Pendulum motion and pythagorean theorem

[sunnyday01]

Homework Statement

Show that the relation between the horizontal and vertical components of the ball's position is given by the equation: y = L - [(L^2 - x^2)^1/2]

http://www.flickr.com/photos/94066958@N08/8553595522/in/photostream/

Homework Equations

y = L - [(L^2 - x^2)^1/2]

The Attempt at a Solution

I know the solution must involve Pythagorean theorem and drawing a second triangle.
The first triangle has hypotenuse of length L, and other sides are L-y and x. That identity is given by L^2 = (L-y)^2 - x^2.
Drawing a second triangle, the sides are x and y but I don't know what the identity of the hypotenuse is. that equation would be x^2 + y^2 = hypotenuse^2

I don't know where to go from there...

 

[SammyS]

Homework Statement

Show that the relation between the horizontal and vertical components of the ball's position is given by the equation: y = L - [(L^2 - x^2)^1/2]
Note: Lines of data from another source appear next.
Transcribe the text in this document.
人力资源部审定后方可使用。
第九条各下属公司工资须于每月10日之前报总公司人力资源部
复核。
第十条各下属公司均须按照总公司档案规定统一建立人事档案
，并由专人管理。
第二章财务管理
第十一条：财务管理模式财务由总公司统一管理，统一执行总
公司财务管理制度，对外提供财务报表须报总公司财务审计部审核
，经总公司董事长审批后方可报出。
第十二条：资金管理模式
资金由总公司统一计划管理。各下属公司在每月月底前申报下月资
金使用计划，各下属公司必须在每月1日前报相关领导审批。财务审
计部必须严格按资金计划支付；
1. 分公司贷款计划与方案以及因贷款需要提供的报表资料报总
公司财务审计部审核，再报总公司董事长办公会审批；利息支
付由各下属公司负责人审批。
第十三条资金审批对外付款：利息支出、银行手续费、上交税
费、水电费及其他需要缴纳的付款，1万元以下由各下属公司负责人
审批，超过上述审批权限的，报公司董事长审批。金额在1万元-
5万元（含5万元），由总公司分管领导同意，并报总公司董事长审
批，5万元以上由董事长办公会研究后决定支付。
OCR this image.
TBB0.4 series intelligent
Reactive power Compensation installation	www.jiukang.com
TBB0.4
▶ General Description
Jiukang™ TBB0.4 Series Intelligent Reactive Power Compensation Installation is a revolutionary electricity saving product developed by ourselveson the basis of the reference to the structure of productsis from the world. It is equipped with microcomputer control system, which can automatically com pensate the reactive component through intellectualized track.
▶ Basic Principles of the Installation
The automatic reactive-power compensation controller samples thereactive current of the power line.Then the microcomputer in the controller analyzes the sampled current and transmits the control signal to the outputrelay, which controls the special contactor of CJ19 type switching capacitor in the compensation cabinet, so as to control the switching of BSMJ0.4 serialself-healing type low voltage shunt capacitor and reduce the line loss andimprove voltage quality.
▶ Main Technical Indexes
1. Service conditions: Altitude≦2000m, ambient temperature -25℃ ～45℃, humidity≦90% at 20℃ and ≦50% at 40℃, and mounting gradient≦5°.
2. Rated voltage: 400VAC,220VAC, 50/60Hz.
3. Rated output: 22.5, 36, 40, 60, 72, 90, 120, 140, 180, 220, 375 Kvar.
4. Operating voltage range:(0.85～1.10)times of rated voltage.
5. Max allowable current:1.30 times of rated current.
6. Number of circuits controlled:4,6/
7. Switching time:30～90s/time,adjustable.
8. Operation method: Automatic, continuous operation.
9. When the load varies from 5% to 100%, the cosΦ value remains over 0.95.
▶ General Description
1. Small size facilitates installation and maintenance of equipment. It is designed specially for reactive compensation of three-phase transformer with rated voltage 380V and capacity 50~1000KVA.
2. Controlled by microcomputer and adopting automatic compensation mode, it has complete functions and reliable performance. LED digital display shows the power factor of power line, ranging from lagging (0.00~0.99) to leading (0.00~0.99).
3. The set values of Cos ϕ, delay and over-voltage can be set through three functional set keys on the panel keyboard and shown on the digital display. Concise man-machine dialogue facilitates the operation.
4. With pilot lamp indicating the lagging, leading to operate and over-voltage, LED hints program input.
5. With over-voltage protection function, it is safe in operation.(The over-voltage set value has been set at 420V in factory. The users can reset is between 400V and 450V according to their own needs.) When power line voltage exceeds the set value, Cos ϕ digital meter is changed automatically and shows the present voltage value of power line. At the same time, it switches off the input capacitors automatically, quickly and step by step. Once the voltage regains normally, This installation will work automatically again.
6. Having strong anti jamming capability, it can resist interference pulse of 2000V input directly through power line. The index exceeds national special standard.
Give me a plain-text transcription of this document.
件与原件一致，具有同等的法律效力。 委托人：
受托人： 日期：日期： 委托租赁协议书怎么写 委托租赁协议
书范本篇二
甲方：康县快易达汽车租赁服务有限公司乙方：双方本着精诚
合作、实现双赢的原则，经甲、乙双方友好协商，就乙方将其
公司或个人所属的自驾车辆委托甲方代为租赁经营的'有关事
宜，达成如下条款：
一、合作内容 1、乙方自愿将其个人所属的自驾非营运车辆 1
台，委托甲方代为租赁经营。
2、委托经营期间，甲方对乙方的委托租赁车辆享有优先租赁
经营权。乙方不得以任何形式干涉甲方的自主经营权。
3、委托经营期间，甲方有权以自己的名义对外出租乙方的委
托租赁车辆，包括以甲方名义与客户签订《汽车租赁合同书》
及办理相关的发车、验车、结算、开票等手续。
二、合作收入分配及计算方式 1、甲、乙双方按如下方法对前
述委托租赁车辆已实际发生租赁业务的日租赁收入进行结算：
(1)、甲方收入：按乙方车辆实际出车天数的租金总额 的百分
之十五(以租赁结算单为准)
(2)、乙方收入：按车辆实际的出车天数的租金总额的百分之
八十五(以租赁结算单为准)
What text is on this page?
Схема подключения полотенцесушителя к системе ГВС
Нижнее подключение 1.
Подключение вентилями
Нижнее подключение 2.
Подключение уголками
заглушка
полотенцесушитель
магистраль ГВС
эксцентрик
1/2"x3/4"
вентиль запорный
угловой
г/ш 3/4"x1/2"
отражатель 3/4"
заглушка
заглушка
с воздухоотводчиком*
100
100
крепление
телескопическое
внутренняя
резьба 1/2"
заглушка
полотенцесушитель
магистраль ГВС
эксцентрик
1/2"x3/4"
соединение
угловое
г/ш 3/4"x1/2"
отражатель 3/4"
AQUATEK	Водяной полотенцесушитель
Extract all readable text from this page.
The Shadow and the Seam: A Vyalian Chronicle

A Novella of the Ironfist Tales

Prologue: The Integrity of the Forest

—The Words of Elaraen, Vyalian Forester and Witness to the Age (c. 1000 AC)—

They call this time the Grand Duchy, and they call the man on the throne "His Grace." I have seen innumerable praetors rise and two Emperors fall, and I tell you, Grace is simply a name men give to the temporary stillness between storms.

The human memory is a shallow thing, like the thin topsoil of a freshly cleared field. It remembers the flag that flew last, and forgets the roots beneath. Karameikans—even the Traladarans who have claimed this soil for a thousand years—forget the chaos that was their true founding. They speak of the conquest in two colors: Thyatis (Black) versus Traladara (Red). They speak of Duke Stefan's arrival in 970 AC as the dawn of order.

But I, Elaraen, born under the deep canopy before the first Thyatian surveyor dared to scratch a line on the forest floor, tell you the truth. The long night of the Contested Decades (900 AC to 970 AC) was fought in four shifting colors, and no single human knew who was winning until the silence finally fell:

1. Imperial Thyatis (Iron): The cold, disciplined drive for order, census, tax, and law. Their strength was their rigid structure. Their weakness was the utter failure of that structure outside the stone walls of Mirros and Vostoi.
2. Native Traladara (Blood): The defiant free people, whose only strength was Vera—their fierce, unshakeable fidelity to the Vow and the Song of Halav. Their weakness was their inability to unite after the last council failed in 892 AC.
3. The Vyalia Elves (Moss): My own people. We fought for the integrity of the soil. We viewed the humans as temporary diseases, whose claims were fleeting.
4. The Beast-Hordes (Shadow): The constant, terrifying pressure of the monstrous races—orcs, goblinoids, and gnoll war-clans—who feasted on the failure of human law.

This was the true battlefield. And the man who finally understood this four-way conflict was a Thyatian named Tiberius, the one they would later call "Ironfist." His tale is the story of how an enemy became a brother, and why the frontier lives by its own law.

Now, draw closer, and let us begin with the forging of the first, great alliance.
http://www.flickr.com/photos/94066958@N08/8553595522/in/photostream/

Homework Equations

y = L - [(L^2 - x^2)^1/2]

The Attempt at a Solution

I know the solution must involve Pythagorean theorem and drawing a second triangle.
The first triangle has hypotenuse of length L, and other sides are L-y and x. That identity is given by L^2 = (L-y)^2 - x^2.
Drawing a second triangle, the sides are x and y but I don't know what the identity of the hypotenuse is. that equation would be x^2 + y^2 = hypotenuse^2

I don't know where to go from there...

Hello sunnyday01. Welcome to PF !

If a & b are legs of a right triangle with hypotenuse, c, then

c² = a² + b²​

In your equation, L^2 = (L-y)^2 - x^2, why do you have the sign between. (L-y)² and x² as a minus sign ?

 

[sunnyday01]

formula correction

It should be:
L² = (L-y)² + x²

 

[SammyS]

It should be:
L² = (L-y)² + x²

Yes.

... and that should be all you need to get the desired result.

 

[sunnyday01]

I think I figured it out!

so, I think:
L² = (L-y)² + x²
L²-x² = (L-y)²
(L²-x²)^1/2 = L - y
-(L²-x²)^1/2 = - L + y
L -(L²-x²)^1/2 = y

I think that's it! Having to crop a picture for this question made me focus only on the variables I needed in the diagram.

I see the solution now is really simple, I feel silly for not seeing it sooner. Thank you for being so nice about it!